The lock-in amplifier 13 includes a phototransistor 30 that is irradiated with intermittent light obtained from a chopper 19.
The output of the chipper is used as a reference signal, and only input signals with the same frequency and phase as the chopper frequency are accepted, so there is little error. Temperature changes of 1/100°C can be measured with an accuracy of 1%, and the temperature resolution is 1. It's 1 in 10,000.

Since only the sample 10 is supported by one end of the beam 2 of the thermobalance device 1, thermogravimetry measurement is less likely to be affected by the buoyancy or convection of the sample 10.

In this way, according to the present invention, a thermobalance device and an AC calorimeter are installed together, and the tip of the optical fiber of the AC calorimeter that guides light for AC-heating the sample is connected to the sample placed in the heat bath.
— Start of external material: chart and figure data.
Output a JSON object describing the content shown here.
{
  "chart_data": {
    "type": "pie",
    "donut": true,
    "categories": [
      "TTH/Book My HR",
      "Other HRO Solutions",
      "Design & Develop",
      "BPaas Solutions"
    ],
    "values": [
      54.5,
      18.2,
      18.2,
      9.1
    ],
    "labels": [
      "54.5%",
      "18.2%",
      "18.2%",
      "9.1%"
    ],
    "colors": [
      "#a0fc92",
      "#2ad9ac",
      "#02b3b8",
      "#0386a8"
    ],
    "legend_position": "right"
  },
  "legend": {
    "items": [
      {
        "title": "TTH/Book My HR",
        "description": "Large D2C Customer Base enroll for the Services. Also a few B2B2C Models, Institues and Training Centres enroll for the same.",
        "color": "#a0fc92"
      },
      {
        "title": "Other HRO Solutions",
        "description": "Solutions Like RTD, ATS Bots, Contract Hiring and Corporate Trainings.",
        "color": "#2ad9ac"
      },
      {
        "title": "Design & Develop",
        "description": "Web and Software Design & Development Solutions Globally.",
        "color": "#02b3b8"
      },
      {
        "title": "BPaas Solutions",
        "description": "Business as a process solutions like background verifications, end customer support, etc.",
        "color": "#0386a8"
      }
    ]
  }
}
Since the sample support member was placed opposite to the bottom surface and supported by a rod fixed to one end of the beam of the thermobalance device,
It has a higher temperature distribution resolution when measuring heat capacity than a differential scanning calorimeter, and can measure heat capacity with high precision without the baseline drift due to the temperature difference between the sample and standard sample, unlike a differential scanning calorimeter. Of course,
This has the advantage of not impairing the accuracy of the thermogravimetry of the samples simultaneously measured.
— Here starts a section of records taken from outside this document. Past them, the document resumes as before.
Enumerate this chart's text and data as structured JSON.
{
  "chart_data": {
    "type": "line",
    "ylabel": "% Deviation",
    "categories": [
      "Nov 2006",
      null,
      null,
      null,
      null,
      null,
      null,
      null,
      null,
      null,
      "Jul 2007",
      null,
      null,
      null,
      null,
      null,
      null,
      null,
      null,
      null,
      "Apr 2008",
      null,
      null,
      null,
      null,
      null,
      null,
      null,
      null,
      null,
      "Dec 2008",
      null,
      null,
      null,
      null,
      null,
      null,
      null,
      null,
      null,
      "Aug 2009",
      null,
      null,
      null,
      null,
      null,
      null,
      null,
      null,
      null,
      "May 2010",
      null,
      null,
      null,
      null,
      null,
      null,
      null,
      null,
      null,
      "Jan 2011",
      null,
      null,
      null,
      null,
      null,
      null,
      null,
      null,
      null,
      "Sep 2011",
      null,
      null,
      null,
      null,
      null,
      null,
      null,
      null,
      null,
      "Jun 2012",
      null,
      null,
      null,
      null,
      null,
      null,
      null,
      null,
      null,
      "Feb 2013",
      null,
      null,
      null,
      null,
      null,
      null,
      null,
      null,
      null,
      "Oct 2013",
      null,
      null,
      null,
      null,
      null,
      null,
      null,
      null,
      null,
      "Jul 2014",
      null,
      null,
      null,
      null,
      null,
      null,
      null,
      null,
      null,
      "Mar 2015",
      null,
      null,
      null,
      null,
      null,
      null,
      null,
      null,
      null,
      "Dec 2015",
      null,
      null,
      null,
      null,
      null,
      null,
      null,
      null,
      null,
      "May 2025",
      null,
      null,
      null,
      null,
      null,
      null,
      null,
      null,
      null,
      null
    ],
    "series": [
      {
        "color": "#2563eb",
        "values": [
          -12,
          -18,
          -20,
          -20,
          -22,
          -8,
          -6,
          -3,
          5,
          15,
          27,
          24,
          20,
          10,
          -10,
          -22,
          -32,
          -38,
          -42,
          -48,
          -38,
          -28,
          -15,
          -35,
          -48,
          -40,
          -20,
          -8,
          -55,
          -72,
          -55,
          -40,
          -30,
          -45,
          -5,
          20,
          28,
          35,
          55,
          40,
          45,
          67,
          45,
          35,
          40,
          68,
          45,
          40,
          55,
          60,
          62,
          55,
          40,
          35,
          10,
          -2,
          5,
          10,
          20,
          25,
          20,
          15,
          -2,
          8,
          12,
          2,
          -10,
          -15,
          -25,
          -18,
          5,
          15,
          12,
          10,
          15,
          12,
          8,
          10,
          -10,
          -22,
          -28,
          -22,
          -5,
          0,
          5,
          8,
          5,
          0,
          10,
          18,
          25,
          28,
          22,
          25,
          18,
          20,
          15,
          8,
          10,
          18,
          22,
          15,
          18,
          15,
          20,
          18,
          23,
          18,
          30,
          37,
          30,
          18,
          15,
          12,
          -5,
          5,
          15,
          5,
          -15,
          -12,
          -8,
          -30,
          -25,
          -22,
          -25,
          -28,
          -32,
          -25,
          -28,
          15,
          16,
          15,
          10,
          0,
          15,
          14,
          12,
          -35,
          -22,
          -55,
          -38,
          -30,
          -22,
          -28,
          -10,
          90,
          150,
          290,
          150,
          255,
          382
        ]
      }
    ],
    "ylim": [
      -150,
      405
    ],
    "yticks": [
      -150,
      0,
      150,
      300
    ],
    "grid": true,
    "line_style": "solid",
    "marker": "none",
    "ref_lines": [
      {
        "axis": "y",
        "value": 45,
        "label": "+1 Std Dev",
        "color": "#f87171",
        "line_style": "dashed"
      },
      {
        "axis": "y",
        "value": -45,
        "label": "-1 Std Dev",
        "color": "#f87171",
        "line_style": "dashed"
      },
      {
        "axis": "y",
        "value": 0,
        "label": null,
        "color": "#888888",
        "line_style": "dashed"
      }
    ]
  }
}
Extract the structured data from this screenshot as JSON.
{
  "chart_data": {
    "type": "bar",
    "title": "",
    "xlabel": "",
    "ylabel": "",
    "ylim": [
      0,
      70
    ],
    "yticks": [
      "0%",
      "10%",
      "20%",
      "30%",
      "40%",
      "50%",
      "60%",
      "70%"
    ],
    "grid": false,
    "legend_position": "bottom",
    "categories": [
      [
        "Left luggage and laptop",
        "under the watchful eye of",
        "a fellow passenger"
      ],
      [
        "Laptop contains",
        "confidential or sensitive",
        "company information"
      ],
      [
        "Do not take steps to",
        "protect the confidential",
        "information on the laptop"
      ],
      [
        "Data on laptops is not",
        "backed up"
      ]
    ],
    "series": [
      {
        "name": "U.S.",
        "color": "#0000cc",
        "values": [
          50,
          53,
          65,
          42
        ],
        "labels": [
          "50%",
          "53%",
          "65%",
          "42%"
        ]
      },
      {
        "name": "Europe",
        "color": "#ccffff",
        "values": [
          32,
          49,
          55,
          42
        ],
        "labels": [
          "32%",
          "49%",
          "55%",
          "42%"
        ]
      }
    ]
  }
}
[Brief explanation of drawings]

FIG. 1 is a diagram of an apparatus according to one embodiment of the present invention, and FIG.
The figure shows a sectional view taken along the line -- in Fig. 1, Fig. 3 shows a plan view of the sample section, and Fig. 4 shows a surface survey thereof. 1...Thermobalance device, 9...AC calorimeter, 10
... sample, 16... light source, 19... tipper, 20... optical fiber, 21... sample holder, 22... silver paste, 23... fixing ring, 24, 25... fixing ring, 26... insulating tube, 27... electric furnace.

Claims (1)

[Claims] 1 Equipped with a thermobalance device and an AC calorimeter,
The tip of the optical fiber of the AC calorimeter that guides light for AC heating the sample is placed opposite to the lower surface of the sample placed in the heat bath, and the sample support member is
A device for simultaneously measuring heat capacity changes and thermogravimetric changes, characterized in that it is supported by a rod fixed to one end of a beam of a thermobalance device.